What is it with these philosophers...
Goff:
Philip Goff is a philosopher and consciousness researcher at Durham University in the UK, and author of Galileo's Error: Foundations for a New Science of Consciousness. His research focuses on how to integrate consciousness into our scientific worldview.
Huh...
You'd think a philosopher might be able to "reason" that he's making the same mistake as the anthropic principle addicts.
Goff is quite a personable guy, but he doesn't appear to be an expert in either cosmology, physics or brain science (his view of consciousness is panpsychism). I don't think his Scientific American article is entirely free of bias - most multiverse models (including inflation) do involve many possible values of the physical constants, and a particular difficulty of String Theory is that it predicts an astronomical number of them without yet giving a way to find those of our universe among them.
The 'Fine Tuning' problem (or, the
appearance of fine tuning as it should really be called), is mainly a matter of the unknown. A multiverse of one sort of another is an entirely reasonable (though unsatisfactory for some) explanation. Most cosmologists would prefer to find a reason for the particular values we see rather than rely on self-selection in a multiverse landscape.
On the other hand, we can simply accept that we don't yet know why the values appear to be fined-tuned. Certainly, the alternative to the known is not 'GodDidIt' - that's a false dichotomy; there are other possibilities, and there may be other explanations we are unaware of.

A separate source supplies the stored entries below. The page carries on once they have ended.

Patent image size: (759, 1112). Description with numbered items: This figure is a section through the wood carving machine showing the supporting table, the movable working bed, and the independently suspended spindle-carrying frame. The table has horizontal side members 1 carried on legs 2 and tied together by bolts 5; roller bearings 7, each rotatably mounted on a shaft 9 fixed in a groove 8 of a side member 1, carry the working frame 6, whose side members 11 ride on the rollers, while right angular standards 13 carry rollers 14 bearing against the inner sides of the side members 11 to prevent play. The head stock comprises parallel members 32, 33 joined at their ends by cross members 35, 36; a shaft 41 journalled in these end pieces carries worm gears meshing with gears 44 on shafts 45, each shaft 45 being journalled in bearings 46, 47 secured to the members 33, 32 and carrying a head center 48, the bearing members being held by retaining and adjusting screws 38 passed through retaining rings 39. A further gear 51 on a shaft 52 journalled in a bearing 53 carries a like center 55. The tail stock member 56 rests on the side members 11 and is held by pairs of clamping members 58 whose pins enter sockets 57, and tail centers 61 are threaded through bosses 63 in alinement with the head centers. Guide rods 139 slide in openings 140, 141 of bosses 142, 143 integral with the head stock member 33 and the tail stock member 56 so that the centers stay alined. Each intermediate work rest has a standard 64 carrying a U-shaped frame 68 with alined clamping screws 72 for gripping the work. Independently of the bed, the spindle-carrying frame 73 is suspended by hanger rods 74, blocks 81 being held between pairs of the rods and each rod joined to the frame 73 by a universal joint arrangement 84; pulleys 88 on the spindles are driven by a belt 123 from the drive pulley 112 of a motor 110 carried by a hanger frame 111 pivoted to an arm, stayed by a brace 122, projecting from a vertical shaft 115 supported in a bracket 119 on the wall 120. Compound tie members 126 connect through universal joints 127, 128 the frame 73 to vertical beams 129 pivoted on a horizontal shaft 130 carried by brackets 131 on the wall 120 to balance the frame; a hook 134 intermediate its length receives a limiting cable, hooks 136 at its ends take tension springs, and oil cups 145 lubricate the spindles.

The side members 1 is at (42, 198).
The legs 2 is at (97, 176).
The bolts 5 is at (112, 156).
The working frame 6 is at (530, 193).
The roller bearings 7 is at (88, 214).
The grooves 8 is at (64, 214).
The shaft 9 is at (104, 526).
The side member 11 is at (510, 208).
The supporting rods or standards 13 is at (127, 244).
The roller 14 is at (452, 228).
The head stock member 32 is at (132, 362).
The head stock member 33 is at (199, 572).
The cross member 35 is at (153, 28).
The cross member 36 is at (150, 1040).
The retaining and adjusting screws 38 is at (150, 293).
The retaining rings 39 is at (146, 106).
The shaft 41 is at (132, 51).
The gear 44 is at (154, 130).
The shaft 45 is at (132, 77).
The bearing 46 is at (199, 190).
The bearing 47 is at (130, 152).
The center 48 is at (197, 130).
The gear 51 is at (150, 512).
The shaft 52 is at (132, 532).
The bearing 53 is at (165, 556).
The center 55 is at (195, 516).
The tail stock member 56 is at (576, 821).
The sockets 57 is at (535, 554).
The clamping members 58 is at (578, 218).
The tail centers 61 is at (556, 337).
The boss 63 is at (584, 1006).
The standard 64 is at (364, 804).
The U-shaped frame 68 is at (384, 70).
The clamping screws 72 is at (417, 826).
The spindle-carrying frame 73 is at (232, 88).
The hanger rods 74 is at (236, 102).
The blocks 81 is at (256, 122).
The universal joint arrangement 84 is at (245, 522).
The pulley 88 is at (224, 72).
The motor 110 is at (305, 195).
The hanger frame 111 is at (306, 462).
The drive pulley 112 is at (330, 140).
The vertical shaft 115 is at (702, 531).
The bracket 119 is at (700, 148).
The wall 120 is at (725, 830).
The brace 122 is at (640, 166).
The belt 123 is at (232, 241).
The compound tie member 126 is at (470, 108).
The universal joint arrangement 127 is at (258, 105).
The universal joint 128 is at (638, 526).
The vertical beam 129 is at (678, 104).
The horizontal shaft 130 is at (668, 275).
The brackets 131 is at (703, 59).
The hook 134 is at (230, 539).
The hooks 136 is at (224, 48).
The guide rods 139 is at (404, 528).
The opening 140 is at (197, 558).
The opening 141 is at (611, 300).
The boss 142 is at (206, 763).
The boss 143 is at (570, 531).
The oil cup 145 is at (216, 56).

One argument against an omnipotent creator deity is the very nature of the cosmos we observe, including fine-tuning itself; a universe created by an omnipotent entity would not need fine-tuning to exist - nor would it need the unnecessarily low-entropy initial condition and other oddities we find. If the universe was created for humans, the vastness of the universe, with its hundreds of billions of distant galaxies, with their quadrillions of planets, is completely unnecessary. The solar system is more than sufficient to support us, and if some celestial interest is considered useful, our galaxy can do the job.
IOW, what we observe out there, and down here on Earth, is not consistent with what might be expected from an anthropocentric Abrahamic God, and while a disinterested deistic creator god is one hypothesis, there are others.
But, as I've pointed out before, the God hypothesis necessarily ranks at the bottom of the heap, due to its complete lack of explanatory and predictive power - unless someone can argue for it being a better explanation than the magic hypothesis ("It's magic!"), given reasonable criteria for a good explanation, in which case we can rank it second last.